The Llambias House is located in a residential area south of downtown St. Augustine, on the south side of Saint Francis Street between Charlotte and St. George Streets. It is a two-story structure, built mainly out of plastered coquina limestone and covered by a dormered hip roof. The street-facing facade has two windows on the ground floor, and an overhanging wood-frame balcony on the second floor, with symmetrically placed entrances at the center flanked by windows on the outside. The property includes a kitchen located in an outbuilding, which is also built of coquina.[2]
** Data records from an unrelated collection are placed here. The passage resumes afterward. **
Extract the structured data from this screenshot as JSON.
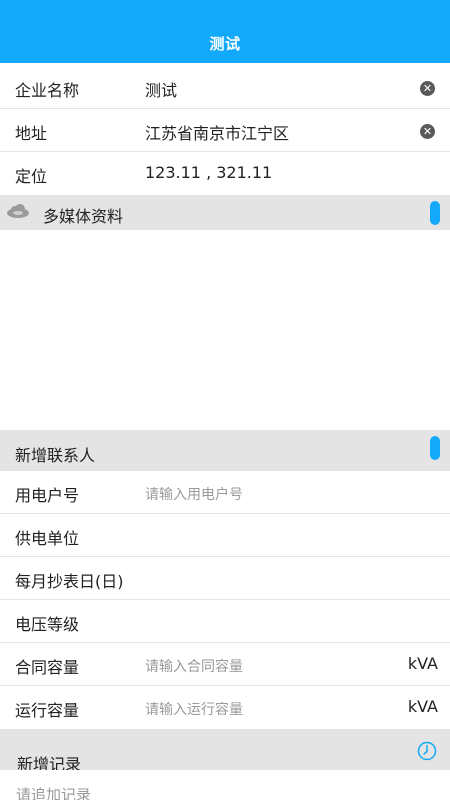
{
  "header": {
    "title": "测试"
  },
  "company": {
    "label": "企业名称",
    "value": "测试"
  },
  "address": {
    "label": "地址",
    "value": "江苏省南京市江宁区"
  },
  "location": {
    "label": "定位",
    "value": "123.11 , 321.11"
  },
  "media": {
    "label": "多媒体资料"
  },
  "contact": {
    "label": "新增联系人"
  },
  "fields": {
    "user_no": {
      "label": "用电户号",
      "placeholder": "请输入用电户号"
    },
    "supplier": {
      "label": "供电单位"
    },
    "read_day": {
      "label": "每月抄表日(日)"
    },
    "voltage": {
      "label": "电压等级"
    },
    "contract_capacity": {
      "label": "合同容量",
      "placeholder": "请输入合同容量",
      "unit": "kVA"
    },
    "running_capacity": {
      "label": "运行容量",
      "placeholder": "请输入运行容量",
      "unit": "kVA"
    }
  },
  "record": {
    "label": "新增记录",
    "placeholder": "请追加记录"
  },
  "icons": {
    "clear": "close-circle-icon",
    "media": "cloud-icon",
    "record": "clock-icon",
    "toggle": "toggle-handle-icon"
  },
  "colors": {
    "accent": "#12a9fb",
    "section_bg": "#e4e4e4"
  }
}
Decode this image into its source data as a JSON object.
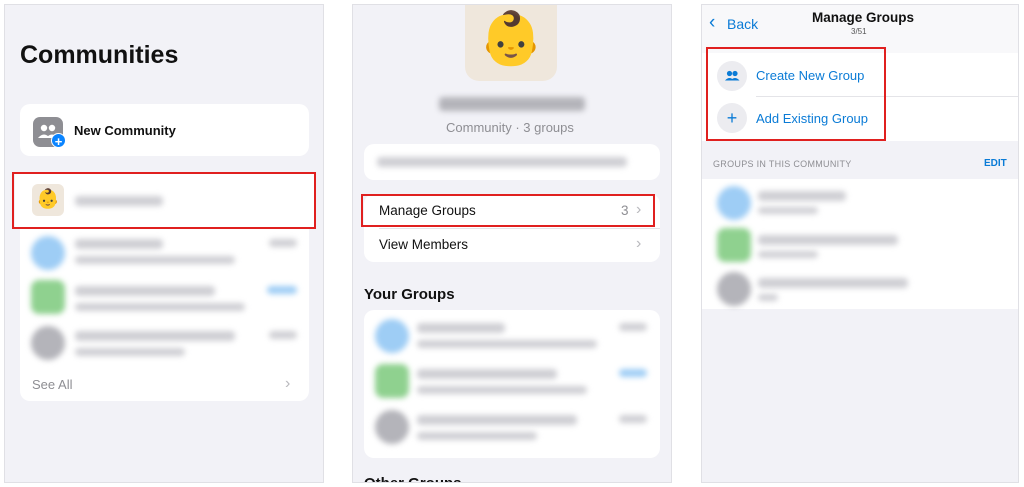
{
  "panel1": {
    "title": "Communities",
    "new_community_label": "New Community",
    "see_all_label": "See All",
    "community_emoji": "👶"
  },
  "panel2": {
    "avatar_emoji": "👶",
    "subtitle": "Community · 3 groups",
    "manage_groups_label": "Manage Groups",
    "manage_groups_count": "3",
    "view_members_label": "View Members",
    "your_groups_heading": "Your Groups",
    "other_groups_heading": "Other Groups"
  },
  "panel3": {
    "back_label": "Back",
    "title": "Manage Groups",
    "counter": "3/51",
    "create_new_group_label": "Create New Group",
    "add_existing_group_label": "Add Existing Group",
    "section_header": "GROUPS IN THIS COMMUNITY",
    "edit_label": "EDIT"
  },
  "colors": {
    "accent_blue": "#0a7bd6",
    "highlight_red": "#e0201f",
    "background_gray": "#f2f2f7"
  },
  "icons": {
    "new_community": "community-group-plus-icon",
    "create_group": "people-icon",
    "add_group": "plus-icon",
    "back": "chevron-left-icon",
    "disclosure": "chevron-right-icon"
  }
}
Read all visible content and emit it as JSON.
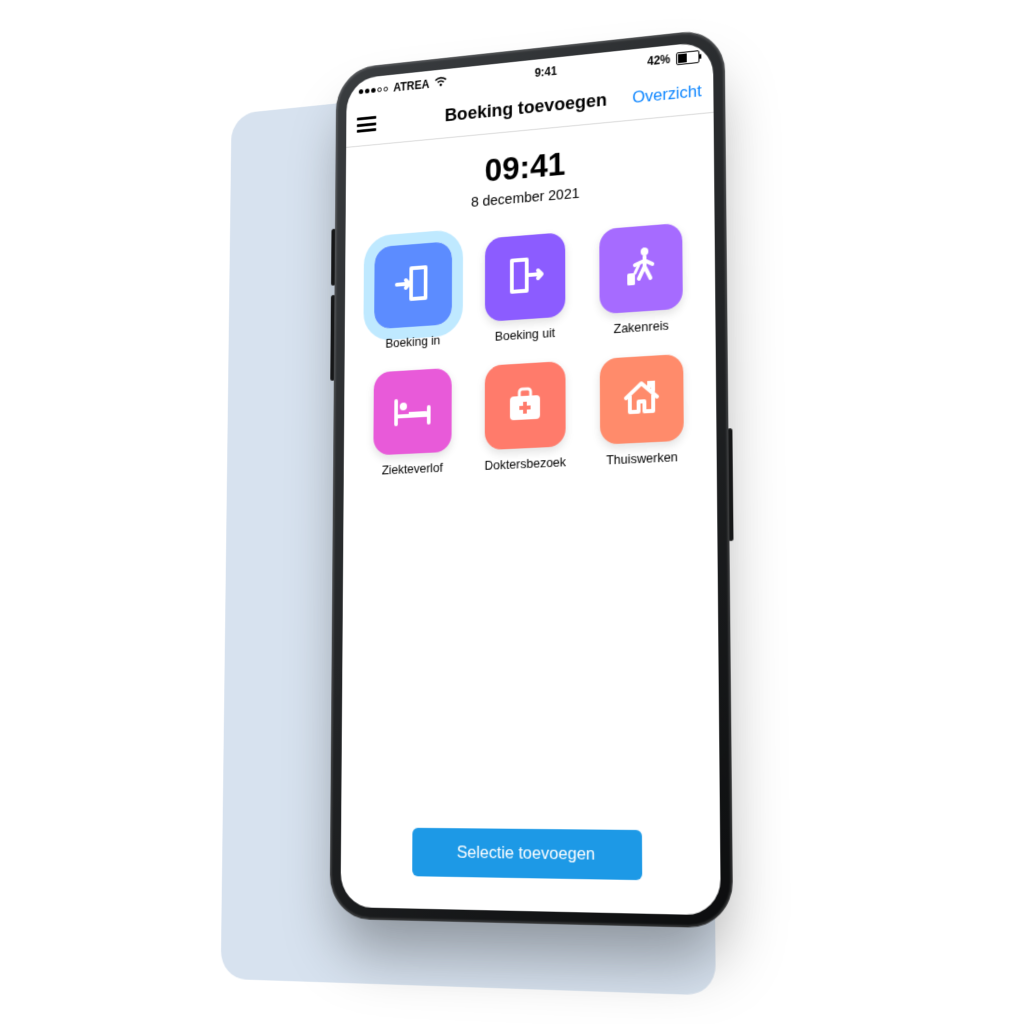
{
  "statusbar": {
    "carrier": "ATREA",
    "time": "9:41",
    "battery_pct": "42%"
  },
  "header": {
    "title": "Boeking toevoegen",
    "right_action": "Overzicht"
  },
  "main": {
    "time": "09:41",
    "date": "8 december 2021"
  },
  "tiles": {
    "boeking_in": {
      "label": "Boeking in",
      "color": "#5c8cff",
      "selected": true
    },
    "boeking_uit": {
      "label": "Boeking uit",
      "color": "#8c5cff",
      "selected": false
    },
    "zakenreis": {
      "label": "Zakenreis",
      "color": "#a66bff",
      "selected": false
    },
    "ziekteverlof": {
      "label": "Ziekteverlof",
      "color": "#e85ad9",
      "selected": false
    },
    "doktersbezoek": {
      "label": "Doktersbezoek",
      "color": "#ff7b6b",
      "selected": false
    },
    "thuiswerken": {
      "label": "Thuiswerken",
      "color": "#ff8b6b",
      "selected": false
    }
  },
  "cta": {
    "label": "Selectie toevoegen"
  },
  "colors": {
    "accent_link": "#0a84ff",
    "cta_bg": "#1d99e6",
    "highlight_ring": "#bfe9ff"
  }
}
The house's initial construction date is not known. When Florida was turned over to Great Britain by the Spanish in 1763, this house, then a single-story structure, was already standing. That structure's plan is a common variant of the so-called "St. Augustine plan", a house design that the Spanish developed to deal with Florida's heat and humidity. A typical house of this plan has an open loggia chamber at one end, whereas this house has a wood-frame veranda instead. The building was enlarged in 1777-78 Juan Andreu, who added the second floor, and installed windows into previously unglazed window openings. The house was acquired by Catalinas Llambias in 1854, in whose family it remained until 1919. It was given to the city in 1954, at which time it underwent a major restoration.[2]